Deciding which variables and flags to use

When you need to use a variable or flag for something, it is sometimes difficult to decide which number to pick. It may be that you choose a variable number that is used for something else in the game, which can cause a conflict. You've read above the problems that can be caused by having two define names pointing to the same thing.

The method I use to get around this hassle is quite simple. I treat variables and flags from 30 to 199 as global (i.e. can be used anywhere in the game). Whenever I am going to use one of these, I define it in defines.txt (which I make sure is included in all logics). Since all these are together, I can easily make sure that nothing is defined twice.

I treat variables and flags from 200 to 240 as local (can only be used in the one room). These are defined in the room's logic, and set up in the initialization section of the logic - i.e. all the local variables I'm using are set to 0 and all the local flags I'm using are reset (or whatever I need their initial state to be for that room). For example, if the player starts off in that room in bed with the light off, I would put the following commands in the initialization section:


This is done because the flags might be set differently from the previous logic. As with the global variables/flags, I group the defines together (at the top) so I can see if there are any duplicate defines.

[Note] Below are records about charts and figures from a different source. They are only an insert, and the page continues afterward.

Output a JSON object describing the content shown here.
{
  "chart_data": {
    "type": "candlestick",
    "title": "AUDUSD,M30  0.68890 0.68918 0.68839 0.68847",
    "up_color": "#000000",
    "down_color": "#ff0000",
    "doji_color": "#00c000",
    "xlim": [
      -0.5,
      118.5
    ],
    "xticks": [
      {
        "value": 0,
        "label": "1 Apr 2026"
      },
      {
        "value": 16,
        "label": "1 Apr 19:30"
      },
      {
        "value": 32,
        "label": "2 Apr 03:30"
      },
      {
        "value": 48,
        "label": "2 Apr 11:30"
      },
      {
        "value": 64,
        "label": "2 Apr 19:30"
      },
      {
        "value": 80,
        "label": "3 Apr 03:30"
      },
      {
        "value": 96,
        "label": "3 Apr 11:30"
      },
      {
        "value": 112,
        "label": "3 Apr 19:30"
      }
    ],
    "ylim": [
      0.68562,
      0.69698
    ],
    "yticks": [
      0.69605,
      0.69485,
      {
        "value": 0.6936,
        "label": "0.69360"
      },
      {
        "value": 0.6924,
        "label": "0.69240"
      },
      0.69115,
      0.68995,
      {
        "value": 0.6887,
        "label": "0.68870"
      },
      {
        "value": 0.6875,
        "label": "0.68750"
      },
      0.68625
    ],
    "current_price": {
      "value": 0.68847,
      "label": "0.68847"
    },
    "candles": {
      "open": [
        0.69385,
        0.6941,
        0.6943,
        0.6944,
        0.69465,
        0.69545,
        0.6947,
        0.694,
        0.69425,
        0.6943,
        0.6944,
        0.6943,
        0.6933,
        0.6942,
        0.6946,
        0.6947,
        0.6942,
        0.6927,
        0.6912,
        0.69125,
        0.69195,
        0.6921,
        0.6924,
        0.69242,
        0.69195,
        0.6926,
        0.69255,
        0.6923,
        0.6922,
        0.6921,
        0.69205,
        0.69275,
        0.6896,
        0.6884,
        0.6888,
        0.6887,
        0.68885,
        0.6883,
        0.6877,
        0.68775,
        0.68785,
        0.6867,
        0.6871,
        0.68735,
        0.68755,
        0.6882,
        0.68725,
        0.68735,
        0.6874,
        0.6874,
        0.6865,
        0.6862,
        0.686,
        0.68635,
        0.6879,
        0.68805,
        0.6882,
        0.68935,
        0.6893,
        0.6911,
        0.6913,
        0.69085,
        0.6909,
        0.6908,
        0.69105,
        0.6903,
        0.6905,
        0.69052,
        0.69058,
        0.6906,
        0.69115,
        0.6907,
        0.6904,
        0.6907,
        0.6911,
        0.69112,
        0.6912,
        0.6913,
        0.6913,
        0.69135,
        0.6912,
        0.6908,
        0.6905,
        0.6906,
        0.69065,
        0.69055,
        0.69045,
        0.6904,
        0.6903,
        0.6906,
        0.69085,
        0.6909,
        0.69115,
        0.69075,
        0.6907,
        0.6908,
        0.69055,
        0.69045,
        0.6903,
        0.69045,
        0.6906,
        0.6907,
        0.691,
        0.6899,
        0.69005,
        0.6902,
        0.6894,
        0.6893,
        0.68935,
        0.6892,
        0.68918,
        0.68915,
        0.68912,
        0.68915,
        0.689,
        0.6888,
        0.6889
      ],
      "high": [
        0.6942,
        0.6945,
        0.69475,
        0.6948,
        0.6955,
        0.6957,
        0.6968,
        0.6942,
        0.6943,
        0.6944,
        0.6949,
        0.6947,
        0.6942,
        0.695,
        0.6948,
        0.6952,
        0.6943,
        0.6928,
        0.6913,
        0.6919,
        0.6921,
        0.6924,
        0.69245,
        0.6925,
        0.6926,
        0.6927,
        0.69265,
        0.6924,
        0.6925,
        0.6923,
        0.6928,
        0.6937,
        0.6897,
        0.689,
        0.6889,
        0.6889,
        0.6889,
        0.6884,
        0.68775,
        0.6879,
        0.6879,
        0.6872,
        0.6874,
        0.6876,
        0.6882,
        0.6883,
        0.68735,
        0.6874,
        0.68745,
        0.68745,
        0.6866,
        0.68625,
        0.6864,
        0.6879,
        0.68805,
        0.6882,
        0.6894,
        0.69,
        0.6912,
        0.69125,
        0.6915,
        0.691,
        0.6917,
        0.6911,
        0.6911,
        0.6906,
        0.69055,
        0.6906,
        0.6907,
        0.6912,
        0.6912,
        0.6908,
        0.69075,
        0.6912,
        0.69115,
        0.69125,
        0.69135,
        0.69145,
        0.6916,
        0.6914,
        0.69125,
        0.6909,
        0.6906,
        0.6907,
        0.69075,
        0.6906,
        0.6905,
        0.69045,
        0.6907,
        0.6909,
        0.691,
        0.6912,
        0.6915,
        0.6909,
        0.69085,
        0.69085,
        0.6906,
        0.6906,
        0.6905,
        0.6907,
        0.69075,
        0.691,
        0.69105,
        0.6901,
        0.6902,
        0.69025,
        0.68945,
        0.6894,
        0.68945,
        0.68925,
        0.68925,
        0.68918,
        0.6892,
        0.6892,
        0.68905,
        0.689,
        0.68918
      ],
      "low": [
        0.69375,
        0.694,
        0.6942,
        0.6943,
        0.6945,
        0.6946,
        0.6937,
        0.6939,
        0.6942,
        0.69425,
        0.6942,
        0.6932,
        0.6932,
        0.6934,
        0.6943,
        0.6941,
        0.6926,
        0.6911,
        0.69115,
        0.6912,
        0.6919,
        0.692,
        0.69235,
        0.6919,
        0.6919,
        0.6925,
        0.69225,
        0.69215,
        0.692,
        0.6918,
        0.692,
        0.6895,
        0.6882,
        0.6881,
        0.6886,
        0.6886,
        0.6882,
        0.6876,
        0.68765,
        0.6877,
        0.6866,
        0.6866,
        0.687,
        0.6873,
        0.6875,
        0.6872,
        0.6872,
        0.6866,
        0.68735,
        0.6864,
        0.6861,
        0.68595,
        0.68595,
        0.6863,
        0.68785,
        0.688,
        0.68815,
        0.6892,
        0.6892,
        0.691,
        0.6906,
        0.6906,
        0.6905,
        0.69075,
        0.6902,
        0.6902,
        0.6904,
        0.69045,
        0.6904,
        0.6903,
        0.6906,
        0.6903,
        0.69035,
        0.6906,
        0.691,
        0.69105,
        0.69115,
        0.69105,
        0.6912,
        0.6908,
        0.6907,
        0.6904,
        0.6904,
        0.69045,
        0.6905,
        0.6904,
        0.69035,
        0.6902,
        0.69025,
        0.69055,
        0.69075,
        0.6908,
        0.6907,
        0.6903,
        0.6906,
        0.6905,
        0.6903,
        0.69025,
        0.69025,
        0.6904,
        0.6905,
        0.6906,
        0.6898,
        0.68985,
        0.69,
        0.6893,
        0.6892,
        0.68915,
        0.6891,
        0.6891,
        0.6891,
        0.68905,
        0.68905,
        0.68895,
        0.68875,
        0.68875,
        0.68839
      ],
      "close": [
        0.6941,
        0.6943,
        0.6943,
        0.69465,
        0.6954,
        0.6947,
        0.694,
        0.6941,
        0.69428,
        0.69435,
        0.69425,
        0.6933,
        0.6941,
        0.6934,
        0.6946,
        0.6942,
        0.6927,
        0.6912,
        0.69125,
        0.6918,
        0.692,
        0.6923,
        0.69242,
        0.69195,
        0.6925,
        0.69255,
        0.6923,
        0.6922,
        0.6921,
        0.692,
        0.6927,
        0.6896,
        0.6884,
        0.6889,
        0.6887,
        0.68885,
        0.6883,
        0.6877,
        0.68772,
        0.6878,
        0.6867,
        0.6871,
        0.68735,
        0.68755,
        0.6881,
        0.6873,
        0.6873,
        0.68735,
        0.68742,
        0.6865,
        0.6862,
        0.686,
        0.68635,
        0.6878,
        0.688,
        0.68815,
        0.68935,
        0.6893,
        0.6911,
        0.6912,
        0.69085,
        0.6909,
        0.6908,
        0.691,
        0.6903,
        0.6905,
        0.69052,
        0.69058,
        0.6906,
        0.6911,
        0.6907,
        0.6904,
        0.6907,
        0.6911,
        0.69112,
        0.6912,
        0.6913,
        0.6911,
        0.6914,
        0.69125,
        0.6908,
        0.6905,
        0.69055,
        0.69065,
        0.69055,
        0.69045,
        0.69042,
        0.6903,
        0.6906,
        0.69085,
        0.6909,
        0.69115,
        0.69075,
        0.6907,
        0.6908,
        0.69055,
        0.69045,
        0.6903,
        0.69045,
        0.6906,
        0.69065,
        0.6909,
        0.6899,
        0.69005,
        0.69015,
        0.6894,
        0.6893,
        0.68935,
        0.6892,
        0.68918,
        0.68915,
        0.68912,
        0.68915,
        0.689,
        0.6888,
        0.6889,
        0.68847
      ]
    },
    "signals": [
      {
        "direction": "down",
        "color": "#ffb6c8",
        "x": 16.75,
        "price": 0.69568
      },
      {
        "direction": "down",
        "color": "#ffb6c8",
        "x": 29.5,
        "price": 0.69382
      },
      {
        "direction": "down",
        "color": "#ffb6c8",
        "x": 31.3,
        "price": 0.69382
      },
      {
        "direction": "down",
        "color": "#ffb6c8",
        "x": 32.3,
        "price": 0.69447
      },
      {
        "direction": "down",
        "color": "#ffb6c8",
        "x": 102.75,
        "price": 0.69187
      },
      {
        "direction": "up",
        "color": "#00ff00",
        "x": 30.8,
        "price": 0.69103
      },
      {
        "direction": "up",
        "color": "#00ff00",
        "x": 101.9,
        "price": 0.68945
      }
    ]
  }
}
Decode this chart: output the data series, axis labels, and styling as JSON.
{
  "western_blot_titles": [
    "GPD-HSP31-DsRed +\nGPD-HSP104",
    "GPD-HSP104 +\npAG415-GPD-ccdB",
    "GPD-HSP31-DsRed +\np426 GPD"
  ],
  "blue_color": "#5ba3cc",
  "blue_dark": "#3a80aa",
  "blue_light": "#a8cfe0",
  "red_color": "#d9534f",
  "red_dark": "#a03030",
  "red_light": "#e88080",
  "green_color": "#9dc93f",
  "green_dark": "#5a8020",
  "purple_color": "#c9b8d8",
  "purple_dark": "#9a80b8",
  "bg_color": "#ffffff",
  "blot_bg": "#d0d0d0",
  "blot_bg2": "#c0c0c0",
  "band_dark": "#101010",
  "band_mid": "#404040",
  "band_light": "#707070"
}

Variables and flags from 241 to 255 I leave for temporary usage, and don't bother defining. For example, there are some commands like step.time that take a variable as a parameter even when you usually want to give it a specific number. So I use something like this:

v255 = 3;

I do not use variables and flags under 30 except for the ones with special meaning to the interpreter - variables 0-26 and flags 0-15. It's possible there may be a few more of these which is why I start from 30.